Deputy News Editor
Zimbabweans should have a mindset shift and consider using locally-available financial resources, instead of waiting for foreign funds to implement projects like road construction and power generation.
This was said by Public Service, Labour and Social Welfare Minister Professor Paul Mavima during the National Social Security Authority (NSSA) annual general meeting last week.
Prof Mavima said it was disappointing that the previous administration waited for three years to get a US$100 million loan facility for small-scale gold miners, when such funds could have been raised locally.
“Sometimes I think as Zimbabweans we tend to forget, generally, about, the resources we have locally. We almost always want to look elsewhere for resources that can turnaround this country,” said Prof Mavima.
“There was a time when I was talking to one of my Cabinet colleagues and he told me that they had been waiting for more than three years, that was in the old dispensation, for a loan facility from China of about US$100 million in order to ramp up productivity in the small-scale sector of gold, and they kept waiting, waiting, waiting until they realised that money was not coming.
“And I asked him were there no local resources that could have been used for that purpose? After all, US$100 million is not that much of a resource, and given the nature of gold mining, as one of our biggest foreign currency earners, that would be a worthwhile investment and we could start generating resources for ourselves.”
Prof Mavima said it was not just NSSA’s balance sheet of over $1 billion that could be used to fund local infrastructure projects, but many other source of finance.
According to NSSA’s 2018 financial results, the authority’s total assets rose from US$1,37 billion in 2017 to US$1,6 billion in 2018.
Prof Mavima said such resources could be used for national development, instead of lying idle in the bank.
“Whilst we say prudence, prudence, prudence, but use those resources (for the development of the country),” he said.
“I have been told that you (NSSA) currently have a glut of cash. You had a moratorium on investments and therefore NSSA money is sitting in bank accounts, and every day it is losing value and there are lots of investment projects that you could embark on, prudent investments which could help the development and turnaround of this country, instead of waiting for foreign direct investment (FDI) to come.”
Prof Mavima challenged the NSSA board to explore opportunities that will see the authority delivering value to pensioners through profitable investments.
NSSA holds 100 percent stake in the National Building Society (NBS), 67 percent in the Rainbow Tourism Group, 69,44 percent in First Mutual, 35,13 percent in FBC Holdings Limited, 35,09 percent in Fidelity Life Assurance Limited and 20,57 percent in OK Zimbabwe, among others.
But Prof Mavima believes there is scope for more profitable investments that the NSSA board could pursue and generate more revenue for pensioners.
“The first charge is prudence,” he said. “The second charge is ‘let’s do whatever is possible to invest in ways that give value to the pensioners’ but contributing to the general turnaround of this economy, and we can’t wait.
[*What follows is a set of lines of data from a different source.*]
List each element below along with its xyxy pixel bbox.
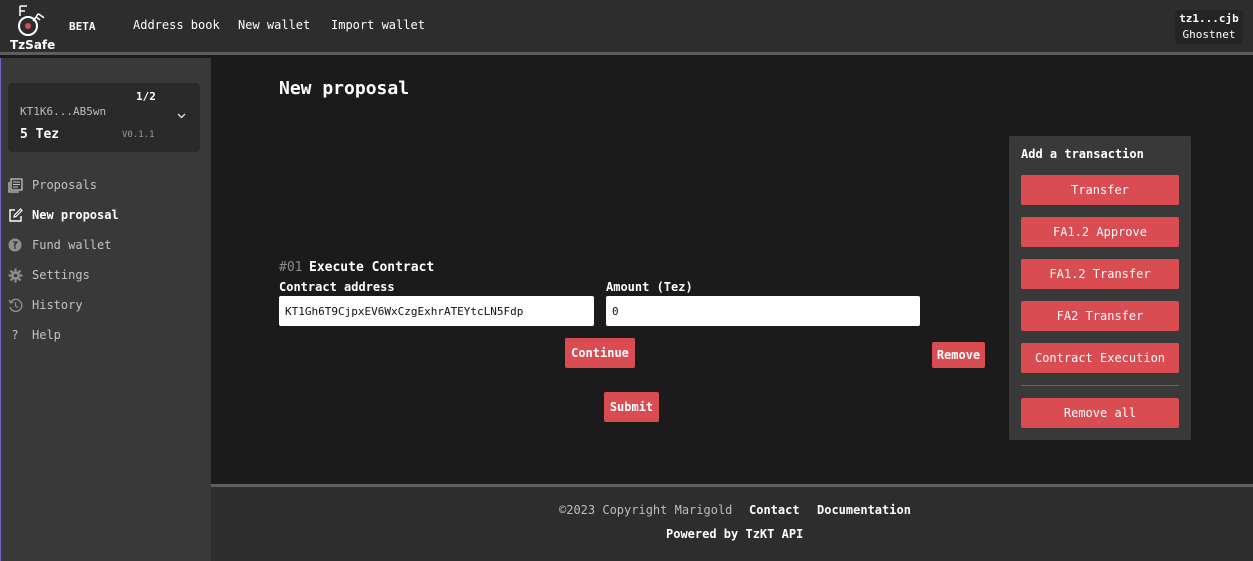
safe-logo-icon	[18, 5, 45, 36]
add-fa12-approve-button[interactable]: FA1.2 Approve	[1021, 217, 1179, 247]
beta-badge: BETA	[69, 20, 96, 33]
sidebar-item-label: Fund wallet	[32, 238, 112, 252]
edit-icon	[7, 207, 23, 223]
chevron-down-icon[interactable]	[177, 111, 186, 122]
network-name: Ghostnet	[1182, 28, 1236, 41]
list-icon	[7, 177, 23, 193]
nav-address-book[interactable]: Address book	[133, 18, 220, 32]
continue-button[interactable]: Continue	[565, 338, 635, 368]
add-transaction-title: Add a transaction	[1021, 147, 1144, 161]
remove-all-button[interactable]: Remove all	[1021, 398, 1179, 428]
sidebar-item-help[interactable]: ? Help	[7, 325, 61, 345]
nav-import-wallet[interactable]: Import wallet	[331, 18, 425, 32]
wallet-address: KT1K6...AB5wn	[20, 105, 107, 118]
wallet-balance: 5 Tez	[20, 127, 60, 142]
page-title: New proposal	[279, 78, 410, 99]
submit-button[interactable]: Submit	[604, 392, 659, 422]
sidebar-item-history[interactable]: History	[7, 295, 83, 315]
gear-icon	[7, 267, 23, 283]
logo-text: TzSafe	[10, 38, 56, 52]
transaction-index: #01	[279, 260, 303, 275]
documentation-link[interactable]: Documentation	[817, 503, 911, 517]
wallet-version: V0.1.1	[122, 130, 155, 140]
account-address: tz1...cjb	[1179, 12, 1239, 25]
sidebar-item-label: Help	[32, 328, 61, 342]
tzsafe-logo[interactable]: TzSafe	[8, 4, 58, 52]
top-bar: TzSafe BETA Address book New wallet Impo…	[0, 0, 1253, 55]
sidebar-item-proposals[interactable]: Proposals	[7, 175, 97, 195]
amount-label: Amount (Tez)	[606, 280, 693, 294]
tez-icon	[7, 237, 23, 253]
transaction-type: Execute Contract	[309, 260, 435, 275]
powered-by-text: Powered by TzKT API	[666, 527, 804, 541]
history-icon	[7, 297, 23, 313]
sidebar-item-label: Proposals	[32, 178, 98, 192]
main-content: New proposal #01 Execute Contract Contra…	[211, 58, 1253, 484]
remove-button[interactable]: Remove	[932, 342, 985, 368]
sidebar-item-label: New proposal	[32, 208, 119, 222]
wallet-signers: 1/2	[136, 90, 156, 103]
add-contract-execution-button[interactable]: Contract Execution	[1021, 343, 1179, 373]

“It is the Government’s expectation that NSSA, given the size of its balance sheet and the long-term nature of its savings, should play a key role in promoting Vision 2030, through investing in projects that deliver wider positive economic and social impact such as job creation, poverty alleviation, health and enhanced social security coverage.
“This should, of course, be done within a fiduciary and market-return context that achieves fair return on contributors’ funds and also promotes long-term sustainability of NSSA and its schemes.”
Vision 2030 targets to turn the country into an upper middle income economy by 2030, premised on good governance, macro-economic stability, inclusive growth, infrastructure and utilities and social development.
The Government is making concerted efforts to stimulate production across various sectors and has declared 2020 as the year of production following the transition from austerity to prosperity.
NSSA is mandated by the NSSA Act and supporting legislation to provide a safety net to vulnerable members of society through social security and promoting occupational safety and health.